Help with SMC Diode Identification

Discussion in 'General Electronics Chat' started by Kaane, Apr 19, 2010.

  1. Kaane

    Thread Starter New Member

    Apr 19, 2010
    3
    0
    hello,

    I am trying to repair a ECU for a Subaru STI, one of the diodes got a bit too much current due to a short in the wiring. I can't seem to find a replacement.

    The diode in question is D505, the markings on it are D.4 and second line shows 4J

    Package dimensions are 4mm by 2mm by 2mm.

    I would highly appreciate any help you guys can render in it's identification.

    [​IMG]
     
  2. beenthere

    Retired Moderator

    Apr 20, 2004
    15,815
    282
    We are getting a lot of automotive requests lately. Enough that we are gathering thoughts as to the limits of assistance we can render. Repairs and mods to ECU's is pretty much off-limits, though. The engine's ability to perform to spec's can be quite critical for emission controls.

    To be more specific, that diode could be anything. The designator might specify one type of diode in the ECU for one model year, with that same designator being applied to a different device in another model year. The failure might have been most obvious in that diode, but further harm could have been done to the ECU internals.

    Have you posted on an automotive forum - or a Subaru forum? Someone might know enough to tell you that you simply can't repair the board.
     
  3. Kaane

    Thread Starter New Member

    Apr 19, 2010
    3
    0
    I posted in a couple other forums, no luck so far. I understand that there is a possibility of other damage that I cannot see, I was trying to replace the diode and do some testing, if the ecu does not work after the replacement it will most likely be scrapped and new one purchased.
     
  4. SgtWookie

    Expert

    Jul 17, 2007
    22,182
    1,728
    Don't scrap it.

    You will probably have to have the original to exchange it for a new or remanufactured unit. If you don't have a core ECU to exchange, you will likely have to pay a good deal extra for a replacement.

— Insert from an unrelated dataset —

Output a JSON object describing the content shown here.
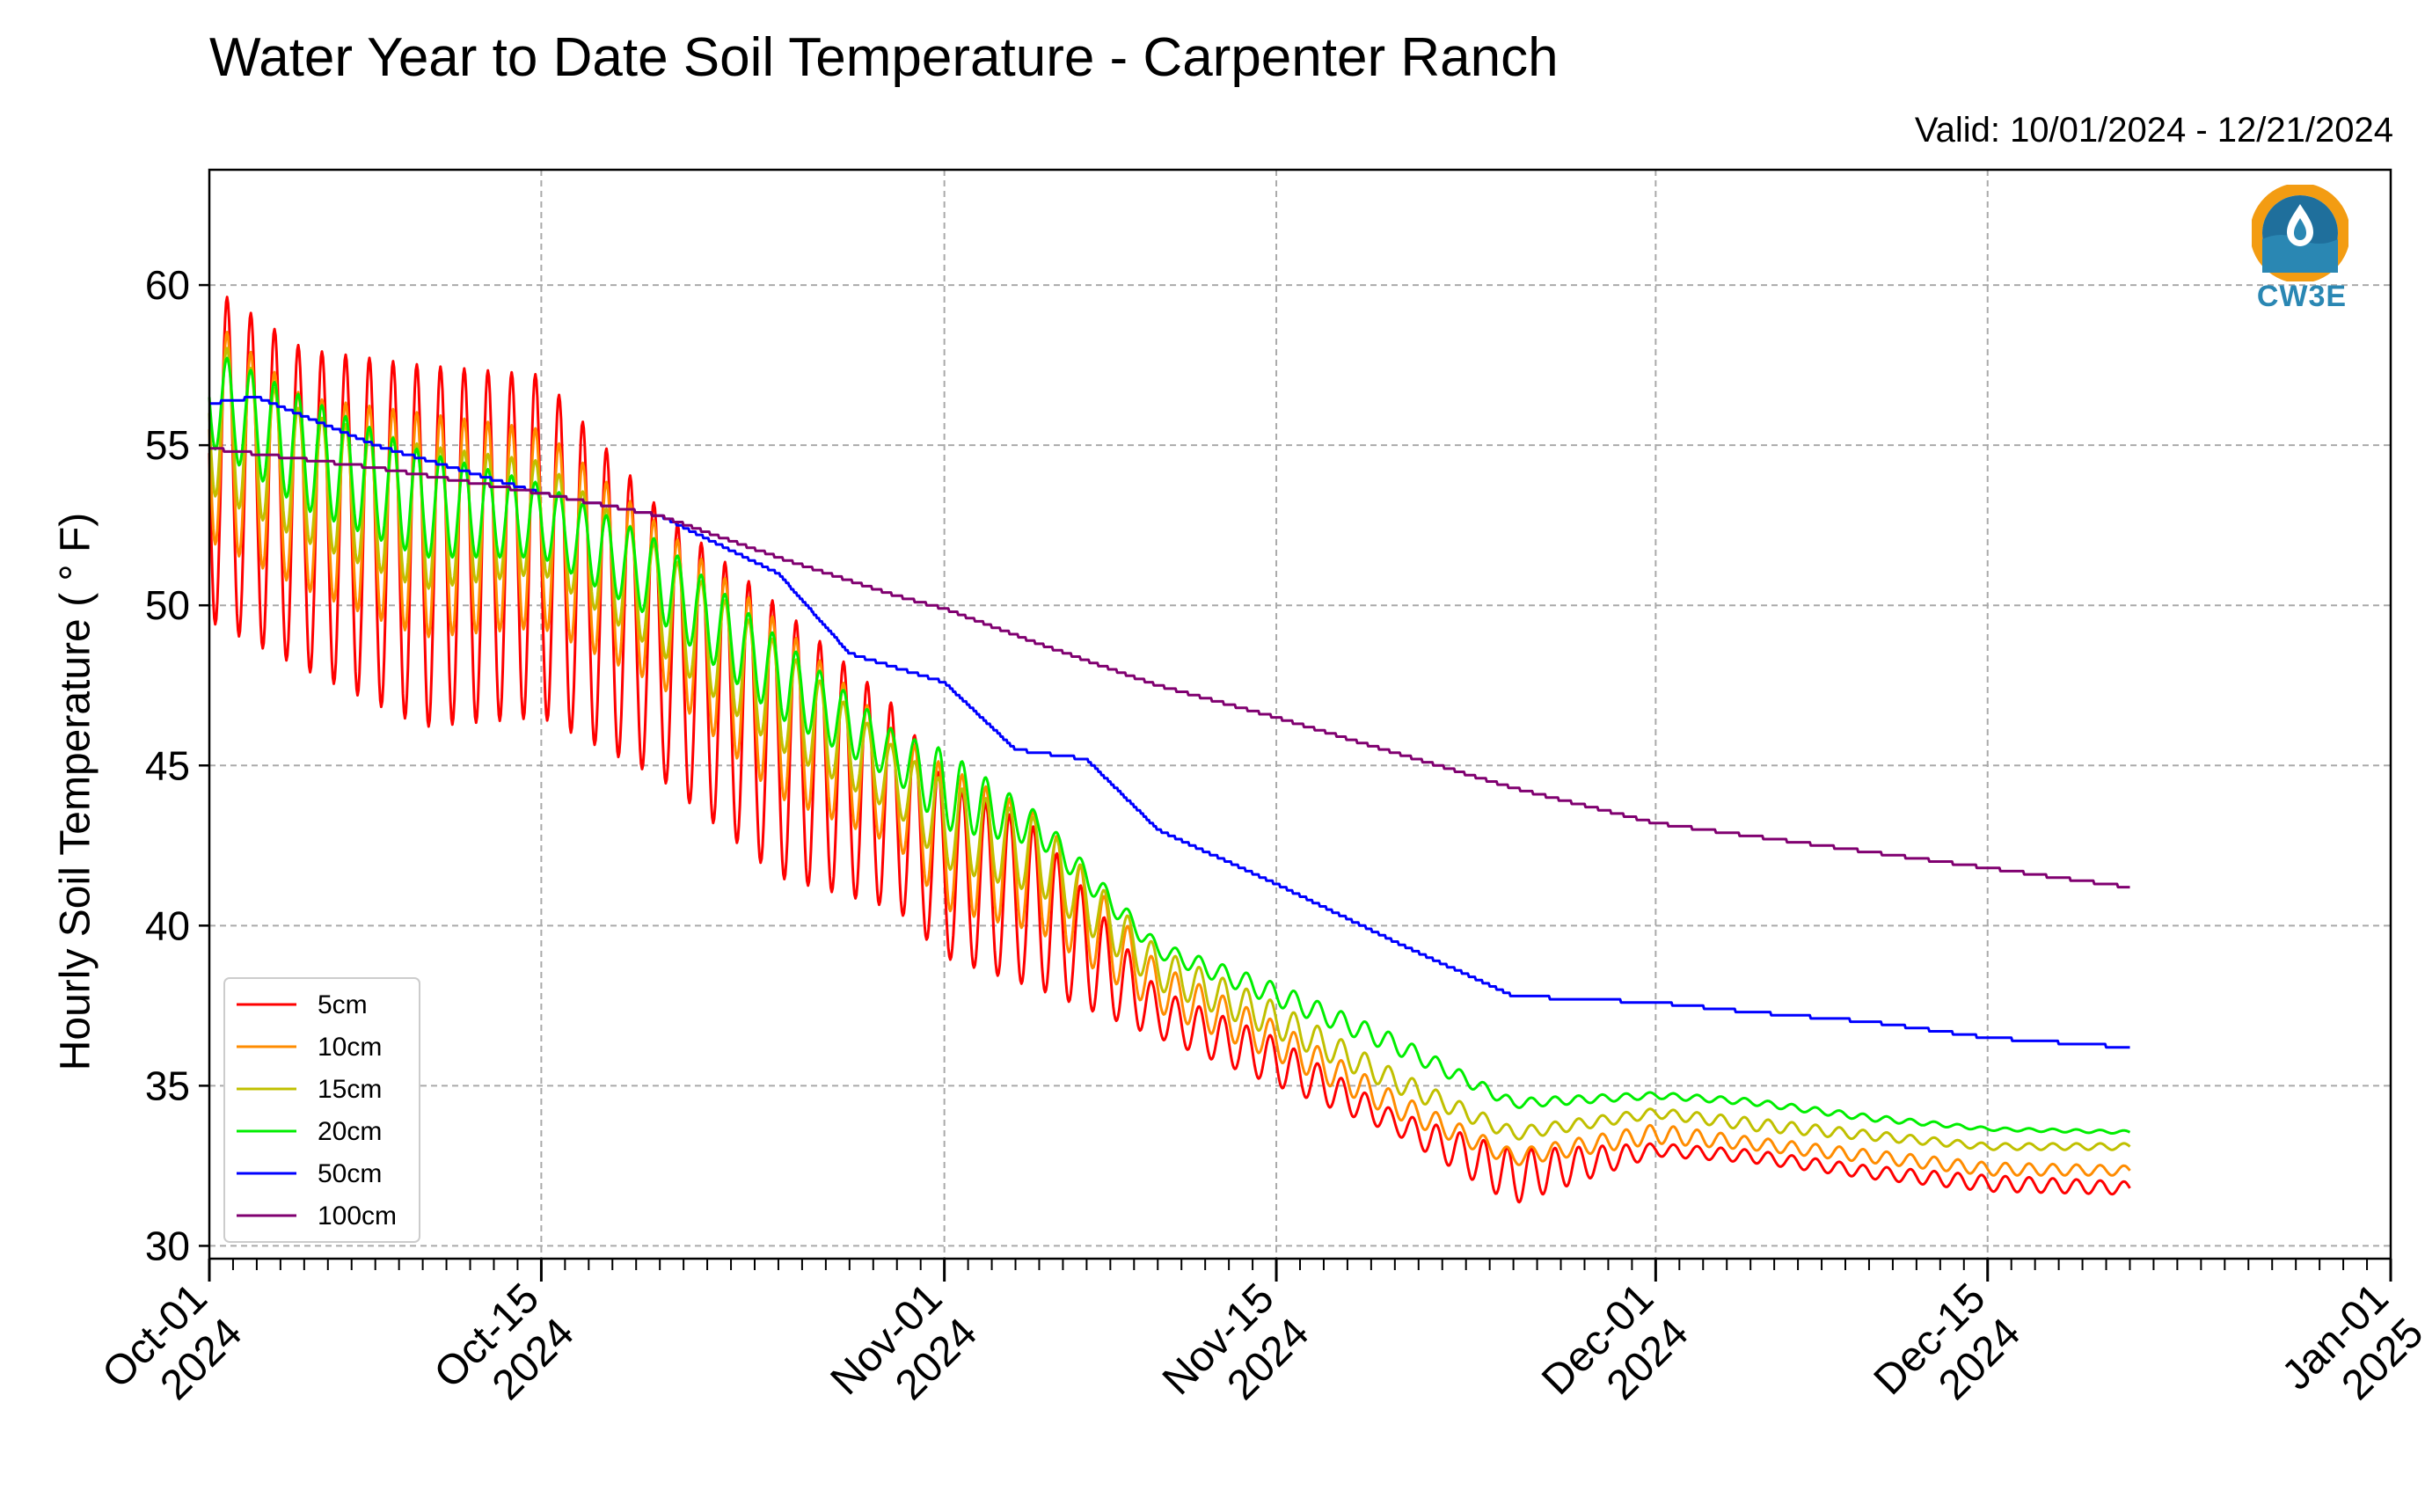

    Unless you have access to sophisticated test equipment and procedures, you will not be able to tell if the ECU is working within specifications or not. If it is out of specifications, your emissions will likely be higher than allowed, and you may suffer from poor fuel economy, performance, and even engine damage.

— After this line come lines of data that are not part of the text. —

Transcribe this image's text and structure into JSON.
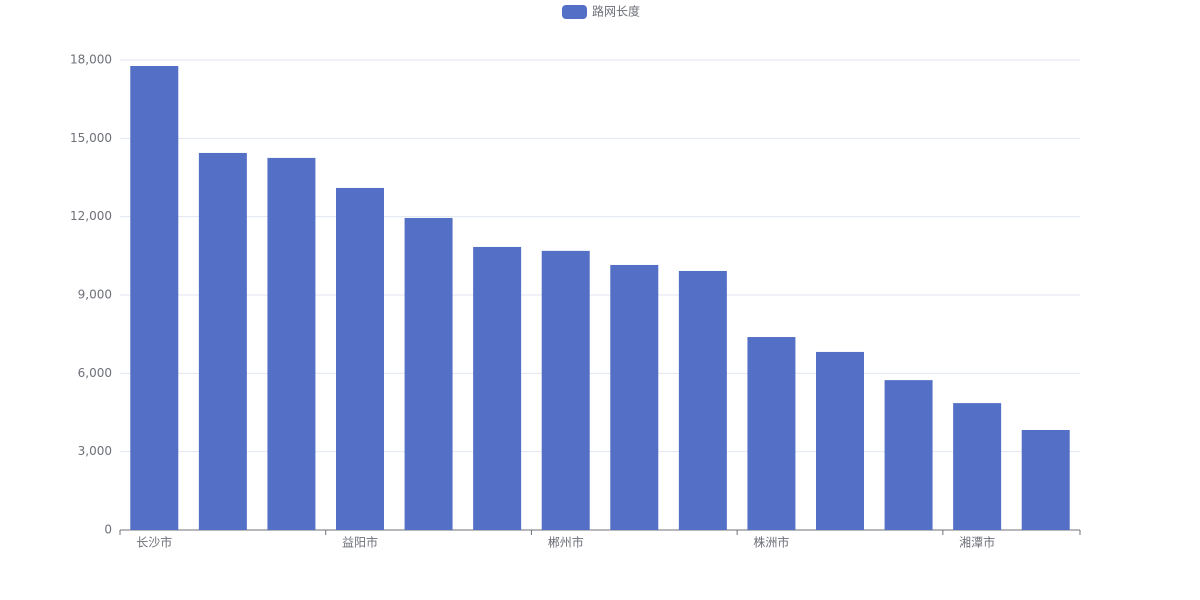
{
  "chart_data": {
    "type": "bar",
    "categories": [
      "长沙市",
      null,
      null,
      "益阳市",
      null,
      null,
      "郴州市",
      null,
      null,
      "株洲市",
      null,
      null,
      "湘潭市",
      null
    ],
    "series": [
      {
        "name": "路网长度",
        "color": "#5470c6",
        "values": [
          17770,
          14440,
          14250,
          13100,
          11950,
          10840,
          10690,
          10150,
          9920,
          7390,
          6820,
          5740,
          4860,
          3830
        ]
      }
    ],
    "ylim": [
      0,
      18000
    ],
    "yticks": [
      0,
      {
        "value": 3000,
        "label": "3,000"
      },
      {
        "value": 6000,
        "label": "6,000"
      },
      {
        "value": 9000,
        "label": "9,000"
      },
      {
        "value": 12000,
        "label": "12,000"
      },
      {
        "value": 15000,
        "label": "15,000"
      },
      {
        "value": 18000,
        "label": "18,000"
      }
    ],
    "grid": true,
    "legend": "top"
  }
}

    I suggest that you will be better off exchanging for a new/remanu unit than attempting repairs yourself.
     
  5. Kaane

    Thread Starter New Member

    Apr 19, 2010
    3
    0
    I am willing to take the risk, if I can find the right diode. I would rather not spend $800+ on a new ecu if I can buy a $1 part to fix it. I understand your concern for the environment, but all emission systems have self diagnostics on all the newer cars and will trigger if anything is not in spec.
     
  6. SgtWookie

    Expert

    Jul 17, 2007
    22,182
    1,728
    In the USA, you can get remanufactured units for around $350 if you exchange your original core, or they may be able to repair yours and return it.

    If you don't have your original ECU, be prepared to spend another $100 or so.

    It's likely that the parts in your ECU are "house marked"; that means custom markings that won't cross-reference to any commercially available part numbers.